Mehrere Tote bei Unglück in Kläranlage

Bei Reinigungsarbeiten in einer Kläranlage im Süden Russlands sind Medienberichten zufolge mindestens zehn Arbeiter ums Leben gekommen. Sie seien ohne Lebenszeichnen am Freitag aus einem Becken geborgen worden, meldeten mehrere Nachrichtenagenturen und lokale Medien übereinstimmend. Den Behörden zufolge sind acht Menschen ins Krankenhaus gekommen. Der Zustand von zwei Betroffenen sei kritisch, hieß es. Es wurde zudem nach Vermissten gesucht – wie viele, das war am Nachmittag noch unklar.

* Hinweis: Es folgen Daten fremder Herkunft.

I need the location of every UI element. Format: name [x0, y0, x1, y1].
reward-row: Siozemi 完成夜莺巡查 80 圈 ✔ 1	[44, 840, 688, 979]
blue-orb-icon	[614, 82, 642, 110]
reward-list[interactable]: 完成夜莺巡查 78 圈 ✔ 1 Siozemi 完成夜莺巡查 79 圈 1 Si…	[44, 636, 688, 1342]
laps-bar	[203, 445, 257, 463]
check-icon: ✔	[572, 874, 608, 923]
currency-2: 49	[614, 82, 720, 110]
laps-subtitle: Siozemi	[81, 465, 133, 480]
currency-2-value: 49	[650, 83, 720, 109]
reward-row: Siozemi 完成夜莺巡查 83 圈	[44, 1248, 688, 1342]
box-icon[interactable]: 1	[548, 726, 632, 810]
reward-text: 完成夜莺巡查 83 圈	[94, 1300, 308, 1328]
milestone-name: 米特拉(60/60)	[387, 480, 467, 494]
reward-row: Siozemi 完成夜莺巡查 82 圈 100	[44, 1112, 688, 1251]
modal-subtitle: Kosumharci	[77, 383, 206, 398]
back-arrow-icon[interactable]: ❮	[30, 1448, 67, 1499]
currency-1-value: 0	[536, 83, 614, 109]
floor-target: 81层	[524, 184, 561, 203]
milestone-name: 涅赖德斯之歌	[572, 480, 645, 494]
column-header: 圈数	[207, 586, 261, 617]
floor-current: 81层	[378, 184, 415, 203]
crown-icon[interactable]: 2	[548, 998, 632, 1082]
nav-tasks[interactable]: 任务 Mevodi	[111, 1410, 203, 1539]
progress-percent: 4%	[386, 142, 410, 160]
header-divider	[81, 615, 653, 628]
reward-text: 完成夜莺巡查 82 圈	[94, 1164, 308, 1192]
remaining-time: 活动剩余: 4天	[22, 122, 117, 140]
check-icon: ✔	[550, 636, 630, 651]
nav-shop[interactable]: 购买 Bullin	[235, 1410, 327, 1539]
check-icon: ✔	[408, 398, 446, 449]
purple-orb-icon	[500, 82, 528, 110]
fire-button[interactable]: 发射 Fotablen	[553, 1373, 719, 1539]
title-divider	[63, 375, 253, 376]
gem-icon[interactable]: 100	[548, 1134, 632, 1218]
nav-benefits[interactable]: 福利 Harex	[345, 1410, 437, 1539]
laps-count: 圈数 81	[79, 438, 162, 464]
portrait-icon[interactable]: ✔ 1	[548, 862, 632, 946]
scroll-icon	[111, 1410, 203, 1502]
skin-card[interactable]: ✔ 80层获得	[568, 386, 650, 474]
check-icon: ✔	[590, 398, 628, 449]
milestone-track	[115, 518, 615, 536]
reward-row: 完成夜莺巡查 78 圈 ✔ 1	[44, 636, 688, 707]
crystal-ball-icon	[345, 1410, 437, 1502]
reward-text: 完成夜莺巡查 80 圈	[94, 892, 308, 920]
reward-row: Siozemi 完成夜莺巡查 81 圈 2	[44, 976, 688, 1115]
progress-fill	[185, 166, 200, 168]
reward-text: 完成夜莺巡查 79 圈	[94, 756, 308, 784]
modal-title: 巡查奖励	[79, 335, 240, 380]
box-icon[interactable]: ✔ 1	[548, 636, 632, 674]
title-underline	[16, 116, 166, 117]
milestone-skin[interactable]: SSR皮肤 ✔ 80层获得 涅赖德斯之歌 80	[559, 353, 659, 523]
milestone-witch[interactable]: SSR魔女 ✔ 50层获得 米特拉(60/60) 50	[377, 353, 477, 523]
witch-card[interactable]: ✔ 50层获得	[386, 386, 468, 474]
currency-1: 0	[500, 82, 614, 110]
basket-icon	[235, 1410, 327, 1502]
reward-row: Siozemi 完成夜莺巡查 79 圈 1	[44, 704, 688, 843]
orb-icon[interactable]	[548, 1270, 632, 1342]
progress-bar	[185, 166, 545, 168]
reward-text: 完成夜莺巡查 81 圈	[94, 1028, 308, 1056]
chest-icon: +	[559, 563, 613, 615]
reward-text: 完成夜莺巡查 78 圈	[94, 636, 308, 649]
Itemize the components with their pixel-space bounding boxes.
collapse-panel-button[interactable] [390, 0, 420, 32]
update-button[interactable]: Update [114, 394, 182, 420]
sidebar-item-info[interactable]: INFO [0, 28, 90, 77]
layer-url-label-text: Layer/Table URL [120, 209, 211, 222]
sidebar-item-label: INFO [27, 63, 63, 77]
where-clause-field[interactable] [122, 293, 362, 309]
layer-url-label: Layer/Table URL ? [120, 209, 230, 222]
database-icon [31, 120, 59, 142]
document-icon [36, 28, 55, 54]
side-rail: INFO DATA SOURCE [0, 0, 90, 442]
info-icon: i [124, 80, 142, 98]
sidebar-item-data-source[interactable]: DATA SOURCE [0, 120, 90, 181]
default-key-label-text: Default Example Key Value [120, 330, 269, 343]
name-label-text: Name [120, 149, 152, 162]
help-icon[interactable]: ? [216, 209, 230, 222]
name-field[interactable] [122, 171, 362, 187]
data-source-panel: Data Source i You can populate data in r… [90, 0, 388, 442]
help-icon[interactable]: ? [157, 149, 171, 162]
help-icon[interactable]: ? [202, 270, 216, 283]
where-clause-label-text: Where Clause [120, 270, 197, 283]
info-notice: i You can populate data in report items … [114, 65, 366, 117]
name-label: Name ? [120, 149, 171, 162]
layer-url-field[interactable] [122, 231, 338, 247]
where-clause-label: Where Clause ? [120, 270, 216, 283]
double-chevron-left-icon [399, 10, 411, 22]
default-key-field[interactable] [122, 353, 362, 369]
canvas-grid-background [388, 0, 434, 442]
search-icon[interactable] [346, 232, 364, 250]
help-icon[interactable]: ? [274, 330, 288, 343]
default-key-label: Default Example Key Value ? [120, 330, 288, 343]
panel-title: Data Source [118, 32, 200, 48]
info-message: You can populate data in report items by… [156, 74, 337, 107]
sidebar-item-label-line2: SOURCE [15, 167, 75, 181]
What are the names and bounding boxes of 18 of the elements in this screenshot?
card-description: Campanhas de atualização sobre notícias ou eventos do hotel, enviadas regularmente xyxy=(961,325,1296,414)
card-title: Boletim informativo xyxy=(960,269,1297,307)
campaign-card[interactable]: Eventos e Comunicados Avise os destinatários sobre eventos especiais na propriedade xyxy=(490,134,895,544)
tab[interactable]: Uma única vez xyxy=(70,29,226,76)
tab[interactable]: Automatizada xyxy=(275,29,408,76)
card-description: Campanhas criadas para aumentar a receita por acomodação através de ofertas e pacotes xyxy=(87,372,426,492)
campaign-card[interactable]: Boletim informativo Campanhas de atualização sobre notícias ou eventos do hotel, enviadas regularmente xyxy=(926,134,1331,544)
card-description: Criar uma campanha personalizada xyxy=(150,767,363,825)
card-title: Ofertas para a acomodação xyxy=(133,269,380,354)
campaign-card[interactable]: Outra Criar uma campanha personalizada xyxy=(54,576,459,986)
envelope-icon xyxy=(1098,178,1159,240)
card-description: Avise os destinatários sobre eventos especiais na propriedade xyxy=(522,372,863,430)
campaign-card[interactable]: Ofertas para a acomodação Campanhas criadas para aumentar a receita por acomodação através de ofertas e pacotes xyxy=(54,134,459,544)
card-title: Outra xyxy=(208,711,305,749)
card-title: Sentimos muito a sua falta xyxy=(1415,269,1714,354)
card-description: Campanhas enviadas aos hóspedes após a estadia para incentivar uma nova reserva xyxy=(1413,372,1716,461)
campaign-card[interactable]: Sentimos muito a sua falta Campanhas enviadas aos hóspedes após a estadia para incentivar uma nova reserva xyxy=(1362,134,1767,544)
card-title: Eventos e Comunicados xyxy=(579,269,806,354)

Die genauen Umstände waren unklar. Zunächst hieß es, dass Methan freigesetzt worden sein könnte. Die Arbeiter hätten in acht Metern Tiefe gearbeitet, als es zu dem Methan-Durchbruch gekommen sei. Unklar war etwa, warum Wasser in das Becken lief. Nach den Arbeitern war in dem Becken gesucht worden. Ob das Becken zuvor leer war oder die Arbeiter hineingefallen waren, war zunächst ebenfalls unklar. Das Gelände in der Nähe der Großstadt Rostow am Don wurde weiträumig abgesperrt.

Zu dem Vorfall kam es in einer Anlage im Dorf Dmitriadowka am Asowschen Meer. Die Behörden leiteten Ermittlungen wegen eines möglichen Verstoßes gegen Sicherheitsvorschriften ein.